Rodin (2017) de Jacques Doillon

Après "Mes Séances de lutte" (2013) le réalisateur Jacques Doillon s'est vu offrir de réaliser un documentaire sur le sculteur Auguste Rodin, mais à force d'y travailler le cinéaste s'est pris à écrire un film scénarisé. Finalement ça sera un biopic dans la tradition française du genre. Quelle bonne idée tant le cinéma ne s'est jamais franchement penché sur le destin d'un des plus grands sculteurs de l'Histoire, préférant même le destin de Camille Claudel. Nous citerons les deux seuls films sur le sujet, "Camille Claudel" (1988) de Bruno Nuytten avec Gérard Depardieu et Isabelle Adjani dans les deux rôles respectifs et dernièrement "Camille Claudel 1915" (2013) de Bruno Dumont avec Juliette Binoche dans le rôle titre... Cette fois le couple d'artistes est incarné par Vincent Lindon en Rodin qui retrouve donc un personnage historique après son rôle de Professeur Charcot dans "Augustine" (2012) de Alice Winocour, et Izia Higelin en Camille Claudel. En prime nous saluons le retour de la comédienne Séverine Caneele, ancienne ouvrière d'usine qui malgré son prix d'interprétation (prix controversé !) à Cannes 1999 n'a pas reçu de suite pour une carrière et, après un retour à l'usine n'aura finalement tourné que dans 5 films.
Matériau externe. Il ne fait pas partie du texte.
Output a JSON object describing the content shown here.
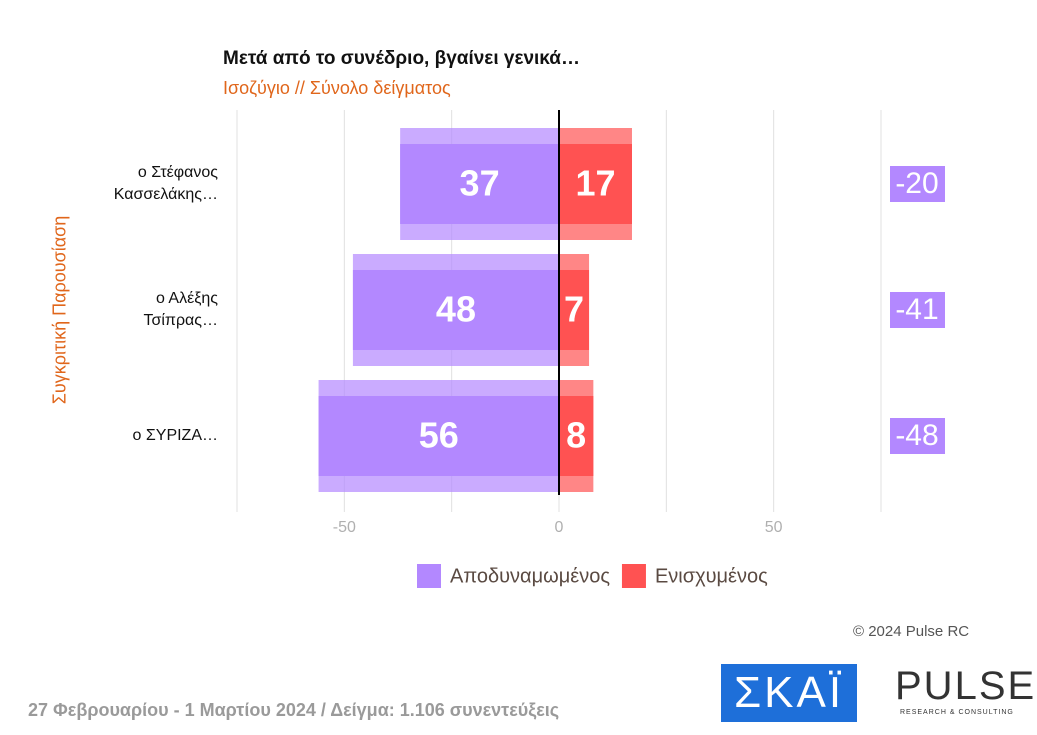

Rodin (2017) de Jacques Doillon

Le cinéaste a reçu l'appui du Musée Rodin qui a permis d'avoir des pièces artistiques pour appuyer le réalisme des oeuvres et a même pu tourner dans la véritable demeure du sculteur à Meudon. Doillon précise : "Comme la célébration dui centenaire de la mort du sculteur se profilait, ils m'ont proposé d'envisager la réalisation d'un documentaire sur lui. Je connaissais son oeuvre, mais sans plus. J'avais été quelquefois au musée, voilà tout. J'ai accepté dans un premier temps, mais assez vite, j'ai imaginé des scènes de fiction pour mieux "faire revivre l'animal""... L'animal, tout est dit quand on sait que Rodin était surnommé "Bouc sacré" pour ses performances sexuelles. Il semble que Doillon est apprécié ce côté de la personnalité de l'artiste insistant notamment beaucoup sur l'importance du baiser et les modèles nus. Si ils sont certes importants dans son oeuvre on sort malheureusement du film avec le sentiment que Doillon n'a pas pu intéresser et donner du souffle artistique à son film. Vu la thématique c'est bien dommageable.

Rodin (2017) de Jacques Doillon

Le film débute avec la précision qu'on commence le récit en 1880, quand on sait que Rodin et Claudel ne se côtoie pas avant 1882 il y a déjà un soucis chronologique. Comme le fait que la statue de Balzac n'est effectuée qu'après le départ de Camille Claudel. Ensuite la période prise en compte est entre 1883 et 1899 environ... Alors comment se fait-il que Rodin ne vieillisse pas ?! Paramètre basique mais aussi naturel que nécessaire et donc erreur stupide. Mais ça reste des erreurs hagiographiques qui ne retirent en rien la dimension historique du film et de l'intérêt pour cet auguste artiste. Lindon est un Rodin solide, voir idéal même si le faire marmonner plutôt que de parler correctement est un choix judicieux et/ou historique valable. De son côté Izia Higelin est merveilleusement investie. Le vrai soucis réside bel et bien dans la direction d'acteur (trop monolithique, peu passionnelle) et dans une mise en scène statique qui ne fait pas vivre l'esprit artistique, trop cloisonnée elle ne rend pas l'art libre et passionnel. On s'ennuie ferme malgré un destin qu'on a envie de connaitre et de comprendre. Dans le genre (biopic d'artistes manuels) on connait bien mieux.